Retrospective

In 1993, A Fascinatingly Bad Time Travel Movie Dared To Misuse Mark Hamill

Hamill was trapped in a time paradox. Now is the time to fix it.

New Line Home Video

We can’t go back in time and prevent Mark Hamill from making Time Runner, nor should we try. Although this direct-to-video movie is objectively bad, there’s something charming at its core. 30 years ago, video stores everywhere were hit with a sci-fi disaster begging for the Mystery Science Theater treatment, but one with a solid premise that could easily be rebooted into something great.

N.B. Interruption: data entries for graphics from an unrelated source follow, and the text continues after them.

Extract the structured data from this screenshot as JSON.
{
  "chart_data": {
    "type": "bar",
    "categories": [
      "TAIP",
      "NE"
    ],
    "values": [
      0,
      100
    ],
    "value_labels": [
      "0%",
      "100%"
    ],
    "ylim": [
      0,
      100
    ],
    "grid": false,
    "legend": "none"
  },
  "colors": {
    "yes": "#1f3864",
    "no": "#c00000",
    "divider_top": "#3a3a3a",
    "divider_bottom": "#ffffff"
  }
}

Time Runner comes from an interesting era of sci-fi film. Who could have imagined that just 10 years after Return of the Jedi, it would feel like 20 years had passed? This isn’t to say that Mark Hamill looks bad in Time Runner; he looks great. But the sci-fi TV movie of the ‘90s has a very specific style that’s aged much worse than even the shoddiest ‘80s predecessor. Terminator 2: Judgement Day came out two years before Time Runner, yet you’d think these time travel action flicks were made decades apart. In terms of production value, Time Runner feels like an extended episode of the Highlander TV series, and not in a good way.

The story concerns Captain Michael Raynor, a man sent back from 2022 to 1992 to stop an alien invasion before it can happen. Let’s just cut to the movie’s big twists. Ready? This will spoil all of Time Runner, which is amusing to watch, but less amusing if you know the premise. Like an episode of The Outer Limits or The Twilight Zone, it relies on the sci-fi mindscrew to “work.” But once you know the twist, that’s kinda it. Okay, you’ve been warned. Here it is.

Time Runner reveals that Raynor actually has to prevent his own mother from getting murdered so that he can be born. It also eventually reveals that, in 1992, a human scientist named Karen (Rae Dawn Chong) is an alien in disguise. But after Raynor’s mom dies in childbirth — while in her grown son’s arms — Karen decides to be a nice alien and takes the baby version of Raynor to raise so that he can grow up to be Mark Hamill.

As time travel stories go, Time Runner presents a fairly decent closed-loop paradox, and having an alien switch sides to raise humanity’s savior is a pretty clever idea... on paper. The problem is that there’s almost no tension between the beginning of this movie and the final revelations, and the dialogue is so unrealistic that it’s hard to buy any of the stakes. Mark Hamill does his best, but he’s hampered by bonkers writing where people say and do things that no one would say or do. When Raynor first arrives in 1992, an old farmer gives him grief for being in his house. But, inexplicably, the farmer screams, “Where are you from?” as though he’s already assumed that the guy eating apples in his kitchen is a time traveler.

Mark Hamill prepares to run... through time!

New Line Home Video

The movie is full of this kind of thing. A person will approach someone, show their ID, and then 30 seconds later show a piece of paper that serves the same plot function as the ID. The story might be a circular time-loop paradox, but its downfall is that the dialogue is needlessly circular too. If Time Runner was trying to be a homage to the clunkiest Philip K. Dick stories, then it succeeded.

And yet, that premise. Time-traveling aliens! Aliens switching sides to take care of babies! A John Connnor-type ensuring that he himself is born! All these elements, in a newer, smarter, slicker production could form the foundation of a great contemporary sci-fi series. Heck, maybe Mark Hamill could even be brought back into the mix. A Time Runner reboot isn’t the reboot we need, but it might be the reboot we deserve.

Time Runner is streaming for free on Tubi.